HealthEquity is aiming to double its number of banking partners within the next 12 months, Dr. Neeleman said, but he would not name his firm's current partners other than Union Bank, which announced plans to sell the business to HealthEquity in June.

A handful of banks have made "huge investments" in all aspects of the health savings account business, he said. They will be able to go it alone, but "everyone else is fair game."

Within the next 12 months HealthEquity also wants to add as many as 10 health plan partners, Dr. Neeleman said.

Many banks want to offer health savings accounts but do not want to invest in building the platform, handling administration, and providing customer service, he said.

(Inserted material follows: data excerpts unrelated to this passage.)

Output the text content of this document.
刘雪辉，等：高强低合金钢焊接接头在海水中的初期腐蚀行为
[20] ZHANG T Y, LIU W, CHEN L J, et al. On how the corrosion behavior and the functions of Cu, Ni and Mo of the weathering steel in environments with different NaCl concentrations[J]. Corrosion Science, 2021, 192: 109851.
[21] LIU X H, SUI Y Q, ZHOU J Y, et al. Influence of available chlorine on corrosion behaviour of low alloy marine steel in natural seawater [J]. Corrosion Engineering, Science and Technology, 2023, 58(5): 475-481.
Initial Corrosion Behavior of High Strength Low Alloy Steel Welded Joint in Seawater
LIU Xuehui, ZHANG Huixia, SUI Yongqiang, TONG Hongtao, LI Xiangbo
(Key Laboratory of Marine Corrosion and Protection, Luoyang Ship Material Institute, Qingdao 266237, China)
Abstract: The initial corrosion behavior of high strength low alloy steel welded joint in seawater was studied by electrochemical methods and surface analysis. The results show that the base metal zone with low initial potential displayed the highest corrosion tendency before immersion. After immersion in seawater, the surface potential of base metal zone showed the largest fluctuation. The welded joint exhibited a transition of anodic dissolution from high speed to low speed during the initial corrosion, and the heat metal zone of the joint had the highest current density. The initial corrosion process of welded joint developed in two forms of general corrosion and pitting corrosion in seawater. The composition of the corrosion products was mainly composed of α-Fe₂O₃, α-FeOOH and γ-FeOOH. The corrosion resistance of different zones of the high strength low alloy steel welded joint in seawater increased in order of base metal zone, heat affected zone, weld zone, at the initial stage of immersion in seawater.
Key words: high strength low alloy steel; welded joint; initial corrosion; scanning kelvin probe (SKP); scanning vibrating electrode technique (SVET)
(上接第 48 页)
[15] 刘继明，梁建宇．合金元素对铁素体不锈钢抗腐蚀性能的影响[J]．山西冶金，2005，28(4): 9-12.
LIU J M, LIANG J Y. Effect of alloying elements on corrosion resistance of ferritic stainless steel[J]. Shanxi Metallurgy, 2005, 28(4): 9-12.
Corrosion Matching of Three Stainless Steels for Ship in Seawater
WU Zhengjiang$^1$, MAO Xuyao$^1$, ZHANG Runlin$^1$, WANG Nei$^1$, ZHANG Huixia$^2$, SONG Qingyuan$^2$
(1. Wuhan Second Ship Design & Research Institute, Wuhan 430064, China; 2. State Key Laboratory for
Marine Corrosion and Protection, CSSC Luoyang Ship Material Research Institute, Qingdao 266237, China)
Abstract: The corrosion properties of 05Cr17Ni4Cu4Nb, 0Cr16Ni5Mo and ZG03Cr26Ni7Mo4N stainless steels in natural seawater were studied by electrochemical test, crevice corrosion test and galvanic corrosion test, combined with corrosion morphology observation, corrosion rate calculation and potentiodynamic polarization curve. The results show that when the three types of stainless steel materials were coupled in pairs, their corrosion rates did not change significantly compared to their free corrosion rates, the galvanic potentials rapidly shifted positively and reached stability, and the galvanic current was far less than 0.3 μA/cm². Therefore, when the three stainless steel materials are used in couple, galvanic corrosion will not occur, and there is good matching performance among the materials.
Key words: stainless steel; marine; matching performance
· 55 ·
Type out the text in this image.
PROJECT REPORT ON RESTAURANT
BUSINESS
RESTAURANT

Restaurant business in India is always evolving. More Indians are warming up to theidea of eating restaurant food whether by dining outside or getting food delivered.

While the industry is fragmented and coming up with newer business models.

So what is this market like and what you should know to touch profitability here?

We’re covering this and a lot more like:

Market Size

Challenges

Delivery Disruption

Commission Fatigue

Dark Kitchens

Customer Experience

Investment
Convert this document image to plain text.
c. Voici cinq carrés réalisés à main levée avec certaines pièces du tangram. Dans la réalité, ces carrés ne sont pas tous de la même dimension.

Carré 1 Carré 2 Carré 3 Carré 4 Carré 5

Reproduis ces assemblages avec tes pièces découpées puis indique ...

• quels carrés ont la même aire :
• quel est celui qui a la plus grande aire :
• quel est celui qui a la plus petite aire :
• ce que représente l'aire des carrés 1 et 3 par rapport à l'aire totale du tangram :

HealthEquity's usual proposition is to provide outsourcing service for the banks. It is technically the custodian and the passive trustee of the health savings account deposits, but the bank partners are the active custodian; they get the Federal Deposit Insurance Corp. coverage for the deposits, and they can invest the money in loans, securities, or however they wish, Dr. Neeleman said.

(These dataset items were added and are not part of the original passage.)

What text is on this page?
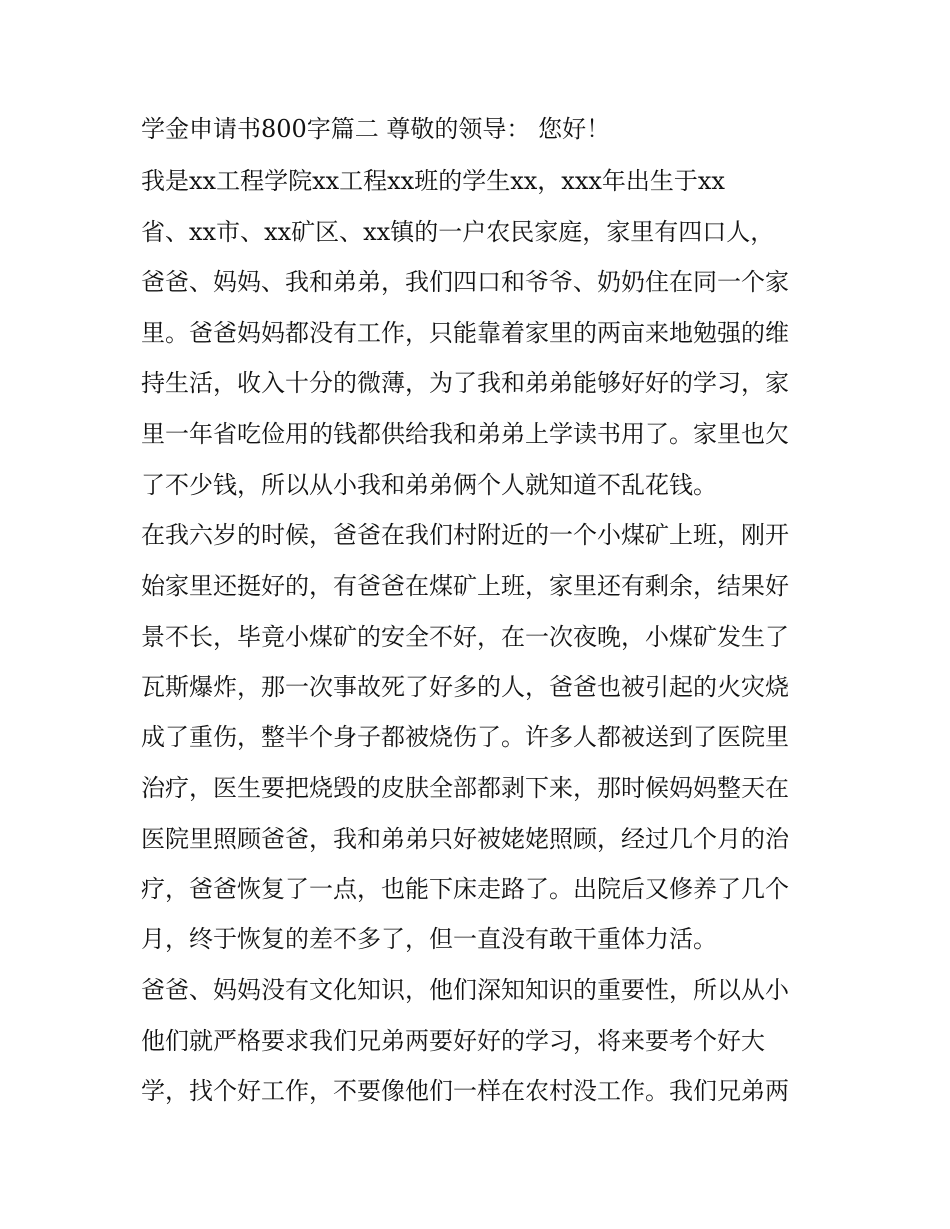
学金申请书800字篇二 尊敬的领导： 您好！
我是xx工程学院xx工程xx班的学生xx，xxx年出生于xx
省、xx市、xx矿区、xx镇的一户农民家庭，家里有四口人，
爸爸、妈妈、我和弟弟，我们四口和爷爷、奶奶住在同一个家
里。爸爸妈妈都没有工作，只能靠着家里的两亩来地勉强的维
持生活，收入十分的微薄，为了我和弟弟能够好好的学习，家
里一年省吃俭用的钱都供给我和弟弟上学读书用了。家里也欠
了不少钱，所以从小我和弟弟俩个人就知道不乱花钱。
在我六岁的时候，爸爸在我们村附近的一个小煤矿上班，刚开
始家里还挺好的，有爸爸在煤矿上班，家里还有剩余，结果好
景不长，毕竟小煤矿的安全不好，在一次夜晚，小煤矿发生了
瓦斯爆炸，那一次事故死了好多的人，爸爸也被引起的火灾烧
成了重伤，整半个身子都被烧伤了。许多人都被送到了医院里
治疗，医生要把烧毁的皮肤全部都剥下来，那时候妈妈整天在
医院里照顾爸爸，我和弟弟只好被姥姥照顾，经过几个月的治
疗，爸爸恢复了一点，也能下床走路了。出院后又修养了几个
月，终于恢复的差不多了，但一直没有敢干重体力活。
爸爸、妈妈没有文化知识，他们深知知识的重要性，所以从小
他们就严格要求我们兄弟两要好好的学习，将来要考个好大
学，找个好工作，不要像他们一样在农村没工作。我们兄弟两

"To them, it's just like a demand deposit account," he said.

Banks give part of the interest rate spread to HealthEquity and keep part of it, meaning they can turn a profit as soon as they partner with HealthEquity, Dr. Neeleman said.

But Union Bank (whose parent is majority owned by Mitsubishi UFJ Financial Group Inc.) is going further than that in divesting its entire operation, including the deposits.

Mr. Kirland, who will continue to work at Union Bank, said that the decision to sell the business was part of the bank's effort to exit the defined contribution record keeping business. It interviewed several potential buyers for the HSA business and chose HealthEquity because of its superior technology and because the firm agreed to keep customers' fees and investment options the same, he said.

The account holders will become HealthEquity customers and will soon get a new customer service telephone number and a new Web site. They also will be issued health savings account debit cards for the first time, Mr. Kirland said.

They will also gain services such as coaching on how to spend their health dollars more effectively, he said.

The health savings account business is one of several businesses Union Bank has sold in recent months. Last fall it sold its retirement record keeping business to Prudential Retirement, a subsidiary of Prudential Financial Inc. of Newark, N.J.

The bank said it exited the proprietary retirement record keeping business because of a lack of scale. Union Bank struck an outsourcing deal with Prudential to continue offering retirement plan record keeping services to its customers.

The bank's retirement trustee business was not affected by the sale, and the bank remained the custodian for certain parts of the business it sold to Prudential.

In April, BB&T Insurance Services of Raleigh announced an agreement to buy UnionBanc Insurance Services Inc. of San Diego from Union Bank.